Driver pay set to rise in 2018

Truck driver turnover has reached 95%. Driver pay has “plummeted” in the last 30 years. And the truck driver shortage has persisted for at least a decade.

The trucking industry could use some good news in 2018.

Luckily, there is a bright spot on the horizon. Analysts predict that 2018 is the year when driver wages will rise in a big way.

And a wage hike is long overdue. Pay for truck operators has failed to keep up with inflation since 1980. In that year, driver wages averaged $38,618 per year. In 2017 dollars, that’s a salary of $122,000.

 

 

 Pay Starting To Rise

Trump's tax law predicted to raise driver pay
Source: Wikimedia Commons

Drivers with private fleets are earning as much as 36% more than their for-hire counterparts, said Leah Shaver, COO of the National Transportation Institute (NTI).

Rates-per-mile in the third quarter of 2017 rose 1-2 cents, while some carriers raised rates 4-7 cents. And the NTI predicts that those higher jumps in per-mile pay will become more widespread in 2018.

The tax law signed by President Trump on December 22 is also making some carriers plan to raise driver pay.
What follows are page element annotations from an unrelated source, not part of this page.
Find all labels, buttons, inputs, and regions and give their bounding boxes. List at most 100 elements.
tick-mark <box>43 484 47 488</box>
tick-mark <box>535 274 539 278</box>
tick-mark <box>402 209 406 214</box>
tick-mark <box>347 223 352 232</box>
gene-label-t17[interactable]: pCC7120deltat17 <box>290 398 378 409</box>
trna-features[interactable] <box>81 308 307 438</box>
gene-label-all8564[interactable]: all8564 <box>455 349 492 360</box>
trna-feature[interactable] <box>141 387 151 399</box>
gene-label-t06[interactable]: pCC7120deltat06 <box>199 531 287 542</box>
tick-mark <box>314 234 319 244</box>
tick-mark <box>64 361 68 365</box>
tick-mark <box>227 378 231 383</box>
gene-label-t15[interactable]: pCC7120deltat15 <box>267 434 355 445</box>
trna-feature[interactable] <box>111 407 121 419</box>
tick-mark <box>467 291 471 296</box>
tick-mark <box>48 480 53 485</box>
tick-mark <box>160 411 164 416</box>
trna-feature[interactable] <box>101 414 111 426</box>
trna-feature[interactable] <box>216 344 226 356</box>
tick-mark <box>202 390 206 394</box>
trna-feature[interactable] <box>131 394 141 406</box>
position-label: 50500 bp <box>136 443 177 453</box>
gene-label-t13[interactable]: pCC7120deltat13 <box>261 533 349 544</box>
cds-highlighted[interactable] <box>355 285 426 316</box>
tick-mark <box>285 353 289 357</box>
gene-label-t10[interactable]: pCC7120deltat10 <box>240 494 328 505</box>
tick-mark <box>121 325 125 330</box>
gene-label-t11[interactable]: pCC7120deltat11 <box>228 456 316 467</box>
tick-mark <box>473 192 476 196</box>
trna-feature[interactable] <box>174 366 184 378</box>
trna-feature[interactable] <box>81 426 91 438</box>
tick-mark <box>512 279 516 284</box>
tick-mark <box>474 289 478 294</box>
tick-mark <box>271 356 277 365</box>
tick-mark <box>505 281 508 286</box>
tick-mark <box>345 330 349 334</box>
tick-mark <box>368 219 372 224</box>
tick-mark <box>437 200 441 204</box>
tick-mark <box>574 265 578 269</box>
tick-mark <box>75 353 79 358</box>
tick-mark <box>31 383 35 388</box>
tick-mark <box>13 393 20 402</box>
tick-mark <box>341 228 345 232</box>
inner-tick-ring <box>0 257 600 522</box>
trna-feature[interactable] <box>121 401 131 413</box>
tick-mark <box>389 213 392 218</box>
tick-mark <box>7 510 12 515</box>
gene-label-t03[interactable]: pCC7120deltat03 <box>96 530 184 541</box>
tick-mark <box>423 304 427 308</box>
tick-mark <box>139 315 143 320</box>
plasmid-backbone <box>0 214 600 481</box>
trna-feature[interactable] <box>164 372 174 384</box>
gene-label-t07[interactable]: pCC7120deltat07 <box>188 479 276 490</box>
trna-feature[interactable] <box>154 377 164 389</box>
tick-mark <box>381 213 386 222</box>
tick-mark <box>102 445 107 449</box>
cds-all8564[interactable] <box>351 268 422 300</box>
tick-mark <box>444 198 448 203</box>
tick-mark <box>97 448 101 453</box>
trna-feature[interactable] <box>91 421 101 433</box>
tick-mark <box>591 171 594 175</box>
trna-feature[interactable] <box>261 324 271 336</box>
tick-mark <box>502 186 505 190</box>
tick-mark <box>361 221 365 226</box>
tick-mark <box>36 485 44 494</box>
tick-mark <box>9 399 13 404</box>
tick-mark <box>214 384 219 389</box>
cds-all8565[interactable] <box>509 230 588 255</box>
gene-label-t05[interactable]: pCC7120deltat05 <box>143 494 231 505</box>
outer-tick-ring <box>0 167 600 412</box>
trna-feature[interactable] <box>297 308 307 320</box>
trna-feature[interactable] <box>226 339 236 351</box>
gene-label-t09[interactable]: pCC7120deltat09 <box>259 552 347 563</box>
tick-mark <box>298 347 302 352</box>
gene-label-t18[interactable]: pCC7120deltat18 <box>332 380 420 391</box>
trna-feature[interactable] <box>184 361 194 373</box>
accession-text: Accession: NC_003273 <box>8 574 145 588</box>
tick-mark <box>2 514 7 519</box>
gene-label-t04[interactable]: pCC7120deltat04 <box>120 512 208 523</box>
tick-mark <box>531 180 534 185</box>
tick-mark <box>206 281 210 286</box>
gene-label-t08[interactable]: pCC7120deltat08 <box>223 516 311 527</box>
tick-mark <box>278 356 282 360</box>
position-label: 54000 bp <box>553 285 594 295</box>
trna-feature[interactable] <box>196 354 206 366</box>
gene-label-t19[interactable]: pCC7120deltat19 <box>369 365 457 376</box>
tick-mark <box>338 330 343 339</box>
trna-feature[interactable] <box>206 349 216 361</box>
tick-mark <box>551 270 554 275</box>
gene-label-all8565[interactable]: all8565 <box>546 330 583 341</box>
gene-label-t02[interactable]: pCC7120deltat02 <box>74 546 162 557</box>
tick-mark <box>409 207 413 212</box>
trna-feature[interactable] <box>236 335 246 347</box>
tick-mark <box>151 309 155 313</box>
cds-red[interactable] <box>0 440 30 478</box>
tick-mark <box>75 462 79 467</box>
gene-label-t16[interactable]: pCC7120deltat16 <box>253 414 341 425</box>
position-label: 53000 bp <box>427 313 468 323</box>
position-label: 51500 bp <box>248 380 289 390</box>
According to a survey of American Trucking Association members, 50% of carriers plan to use any windfall from the tax law to either increase wages or to offer workers a one-time bonus.

 

Reasons For The Pay Hike

The two biggest reasons for this move to higher driver pay are a rise in demand and an aging labor pool.

Driver pay set to rise in 2018The American Trucking Association calculates the driver shortage to currently sit at about 50,000 workers. And the NTI estimates that the average truck driver is about 52 years old. And there are fewer and fewer young people willing to get into the industry.

“Millennials today are totally disinterested in truck driving as a career,” said NTI founder Gordon Klemp. “…That’s why the aging of the driver pool is important – this is a tough job to take on.”

And the pool of qualified drivers continues to shrink as these workers retire.

According to Klemp, some carriers are offering referral bonuses for bringing in qualified drivers. Another strategy is sign-on bonuses for new drivers, which can be as high as $10,000.